James Fields em manifestação da extrema direita supremacista em Charlottesville, Virgínia (EUA) 12/08/2017 REUTERS/Eze Amos

CHARLOTTESVILLE, Estados Unidos (Reuters) - Alegando “risco grande demais” com uma eventual soltura, um juiz federal dos Estados Unidos sentenciou à prisão perpétua o autodenominado neonazista que matou uma mulher ao avançar com seu carro contra um grupo de manifestantes em Charlottesville, na Virgínia, em seguida a uma manifestação de supremacistas brancos. 

O neonazista James Fields, de 22 anos, natural do Ohio, não terá a possiblidade de liberdade condicional. Ele tentou amenizar sua sentença, pedindo desculpas após a corte assistir ao vídeo em que ele avança com o carro contra a multidão.

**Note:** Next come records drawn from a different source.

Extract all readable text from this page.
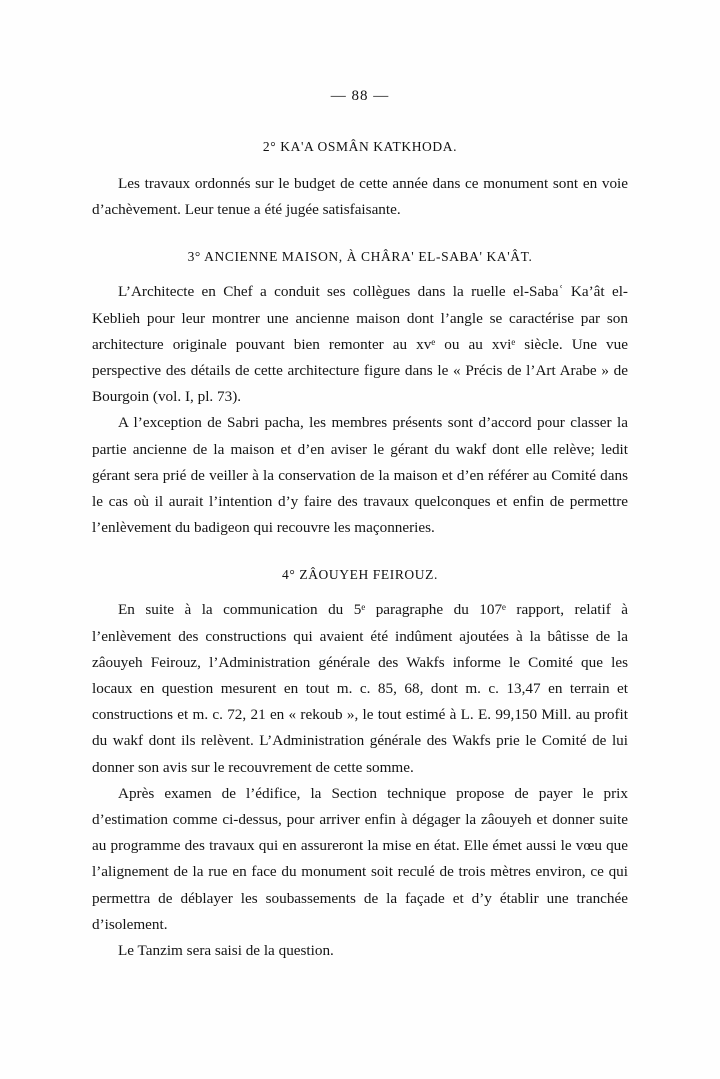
— 88 —
2° KA'A OSMÂN KATKHODA.

Les travaux ordonnés sur le budget de cette année dans ce monument sont en voie d’achèvement. Leur tenue a été jugée satisfaisante.

3° ANCIENNE MAISON, À CHÂRA' EL-SABA' KA'ÂT.

L’Architecte en Chef a conduit ses collègues dans la ruelle el-Sabaʿ Ka’ât el-Keblieh pour leur montrer une ancienne maison dont l’angle se caractérise par son architecture originale pouvant bien remonter au xvᵉ ou au xviᵉ siècle. Une vue perspective des détails de cette architecture figure dans le « Précis de l’Art Arabe » de Bourgoin (vol. I, pl. 73).

A l’exception de Sabri pacha, les membres présents sont d’accord pour classer la partie ancienne de la maison et d’en aviser le gérant du wakf dont elle relève; ledit gérant sera prié de veiller à la conservation de la maison et d’en référer au Comité dans le cas où il aurait l’intention d’y faire des travaux quelconques et enfin de permettre l’enlèvement du badigeon qui recouvre les maçonneries.

4° ZÂOUYEH FEIROUZ.

En suite à la communication du 5ᵉ paragraphe du 107ᵉ rapport, relatif à l’enlèvement des constructions qui avaient été indûment ajoutées à la bâtisse de la zâouyeh Feirouz, l’Administration générale des Wakfs informe le Comité que les locaux en question mesurent en tout m. c. 85, 68, dont m. c. 13,47 en terrain et constructions et m. c. 72, 21 en « rekoub », le tout estimé à L. E. 99,150 Mill. au profit du wakf dont ils relèvent. L’Administration générale des Wakfs prie le Comité de lui donner son avis sur le recouvrement de cette somme.

Après examen de l’édifice, la Section technique propose de payer le prix d’estimation comme ci-dessus, pour arriver enfin à dégager la zâouyeh et donner suite au programme des travaux qui en assureront la mise en état. Elle émet aussi le vœu que l’alignement de la rue en face du monument soit reculé de trois mètres environ, ce qui permettra de déblayer les soubassements de la façade et d’y établir une tranchée d’isolement.

Le Tanzim sera saisi de la question.
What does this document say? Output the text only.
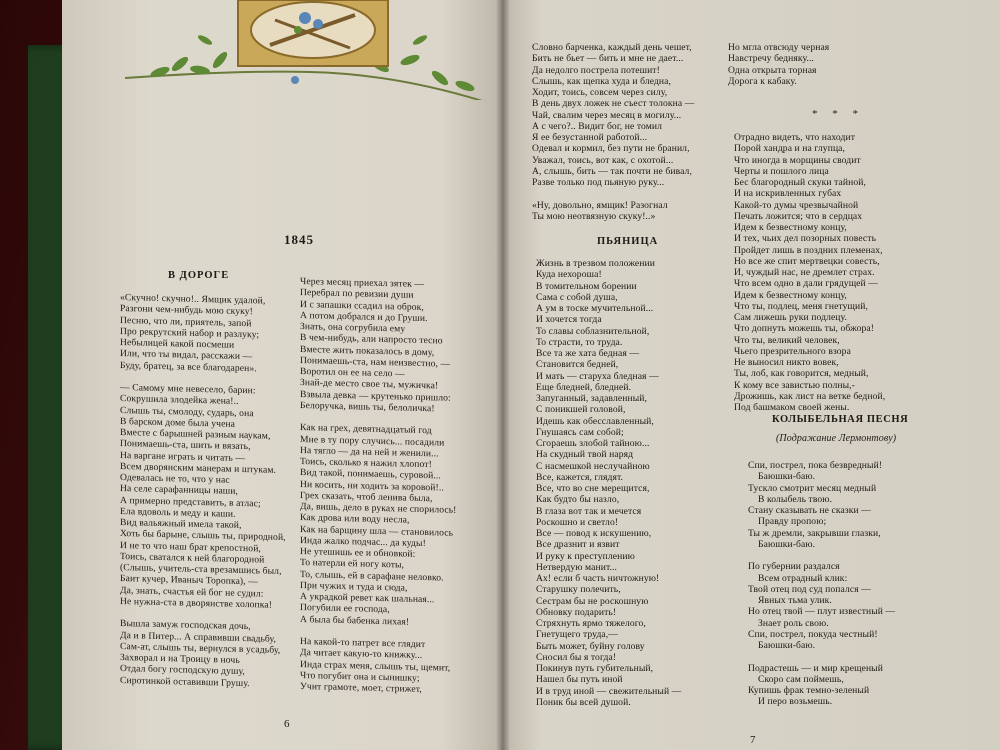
1845
В ДОРОГЕ
«Скучно! скучно!.. Ямщик удалой,
Разгони чем-нибудь мою скуку!
Песню, что ли, приятель, запой
Про рекрутский набор и разлуку;
Небылицей какой посмеши
Или, что ты видал, расскажи —
Буду, братец, за все благодарен».
— Самому мне невесело, барин:
Сокрушила злодейка жена!..
Слышь ты, смолоду, сударь, она
В барском доме была учена
Вместе с барышней разным наукам,
Понимаешь-ста, шить и вязать,
На варгане играть и читать —
Всем дворянским манерам и штукам.
Одевалась не то, что у нас
На селе сарафанницы наши,
А примерно представить, в атлас;
Ела вдоволь и меду и каши.
Вид вальяжный имела такой,
Хоть бы барыне, слышь ты, природной,
И не то что наш брат крепостной,
Тоись, сватался к ней благородной
(Слышь, учитель-ста врезамшись был,
Баит кучер, Иваныч Торопка), —
Да, знать, счастья ей бог не судил:
Не нужна-ста в дворянстве холопка!
Вышла замуж господская дочь,
Да и в Питер... А справивши свадьбу,
Сам-ат, слышь ты, вернулся в усадьбу,
Захворал и на Троицу в ночь
Отдал богу господскую душу,
Сиротинкой оставивши Грушу.
Через месяц приехал зятек —
Перебрал по ревизии души
И с запашки ссадил на оброк,
А потом добрался и до Груши.
Знать, она согрубила ему
В чем-нибудь, али напросто тесно
Вместе жить показалось в дому,
Понимаешь-ста, нам неизвестно, —
Воротил он ее на село —
Знай-де место свое ты, мужичка!
Взвыла девка — крутенько пришло:
Белоручка, вишь ты, белоличка!
Как на грех, девятнадцатый год
Мне в ту пору случись... посадили
На тягло — да на ней и женили...
Тоись, сколько я нажил хлопот!
Вид такой, понимаешь, суровой...
Ни косить, ни ходить за коровой!..
Грех сказать, чтоб ленива была,
Да, вишь, дело в руках не спорилось!
Как дрова или воду несла,
Как на барщину шла — становилось
Инда жалко подчас... да куды!
Не утешишь ее и обновкой:
То натерли ей ногу коты,
То, слышь, ей в сарафане неловко.
При чужих и туда и сюда,
А украдкой ревет как шальная...
Погубили ее господа,
А была бы бабенка лихая!
На какой-то патрет все глядит
Да читает какую-то книжку...
Инда страх меня, слышь ты, щемит,
Что погубит она и сынишку;
Учит грамоте, моет, стрижет,
6
Словно барченка, каждый день чешет,
Бить не бьет — бить и мне не дает...
Да недолго пострела потешит!
Слышь, как щепка худа и бледна,
Ходит, тоись, совсем через силу,
В день двух ложек не съест толокна —
Чай, свалим через месяц в могилу...
А с чего?.. Видит бог, не томил
Я ее безустанной работой...
Одевал и кормил, без пути не бранил,
Уважал, тоись, вот как, с охотой...
А, слышь, бить — так почти не бивал,
Разве только под пьяную руку...
«Ну, довольно, ямщик! Разогнал
Ты мою неотвязную скуку!..»
ПЬЯНИЦА
Жизнь в трезвом положении
Куда нехороша!
В томительном борении
Сама с собой душа,
А ум в тоске мучительной...
И хочется тогда
То славы соблазнительной,
То страсти, то труда.
Все та же хата бедная —
Становится бедней,
И мать — старуха бледная —
Еще бледней, бледней.
Запуганный, задавленный,
С поникшей головой,
Идешь как обесславленный,
Гнушаясь сам собой;
Сгораешь злобой тайною...
На скудный твой наряд
С насмешкой неслучайною
Все, кажется, глядят.
Все, что во сне мерещится,
Как будто бы назло,
В глаза вот так и мечется
Роскошно и светло!
Все — повод к искушению,
Все дразнит и язвит
И руку к преступлению
Нетвердую манит...
Ах! если б часть ничтожную!
Старушку полечить,
Сестрам бы не роскошную
Обновку подарить!
Стряхнуть ярмо тяжелого,
Гнетущего труда,—
Быть может, буйну голову
Сносил бы я тогда!
Покинув путь губительный,
Нашел бы путь иной
И в труд иной — свежительный —
Поник бы всей душой.
Но мгла отвсюду черная
Навстречу бедняку...
Одна открыта торная
Дорога к кабаку.
* * *
Отрадно видеть, что находит
Порой хандра и на глупца,
Что иногда в морщины сводит
Черты и пошлого лица
Бес благородный скуки тайной,
И на искривленных губах
Какой-то думы чрезвычайной
Печать ложится; что в сердцах
Идем к безвестному концу,
И тех, чьих дел позорных повесть
Пройдет лишь в поздних племенах,
Но все же спит мертвецки совесть,
И, чуждый нас, не дремлет страх.
Что всем одно в дали грядущей —
Идем к безвестному концу,
Что ты, подлец, меня гнетущий,
Сам лижешь руки подлецу.
Что допнуть можешь ты, обжора!
Что ты, великий человек,
Чьего презрительного взора
Не выносил никто вовек,
Ты, лоб, как говорится, медный,
К кому все завистью полны,-
Дрожишь, как лист на ветке бедной,
Под башмаком своей жены.
КОЛЫБЕЛЬНАЯ ПЕСНЯ
(Подражание Лермонтову)
Спи, пострел, пока безвредный!
Баюшки-баю.
Тускло смотрит месяц медный
В колыбель твою.
Стану сказывать не сказки —
Правду пропою;
Ты ж дремли, закрывши глазки,
Баюшки-баю.
По губернии раздался
Всем отрадный клик:
Твой отец под суд попался —
Явных тьма улик.
Но отец твой — плут известный —
Знает роль свою.
Спи, пострел, покуда честный!
Баюшки-баю.
Подрастешь — и мир крещеный
Скоро сам поймешь,
Купишь фрак темно-зеленый
И перо возьмешь.
7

O incidente ocorreu em 12 de agosto de 2017. Outras 30 pessoas ficaram feridas.

O juiz Michael Urbanski não se comoveu com o pleito do condenado, afirmando que precisou desviar os olhos enquanto os presentes assistiam ao vídeo do ataque, que mostra corpos voando enquanto Fields os atingia com seu carro.

“Apenas assistir a eles foi aterrorizante”, disse Urbanski. “A soltura do réu na sociedade livre é um risco grande demais”.

A manifestação em Charlottesville marcou a ascensão da chamada “alt-right” nos EUA, uma ampla aliança entre grupos marginais defensores do nacionalismo branco e encorajados pela eleição do presidente Donald Trump em 2016.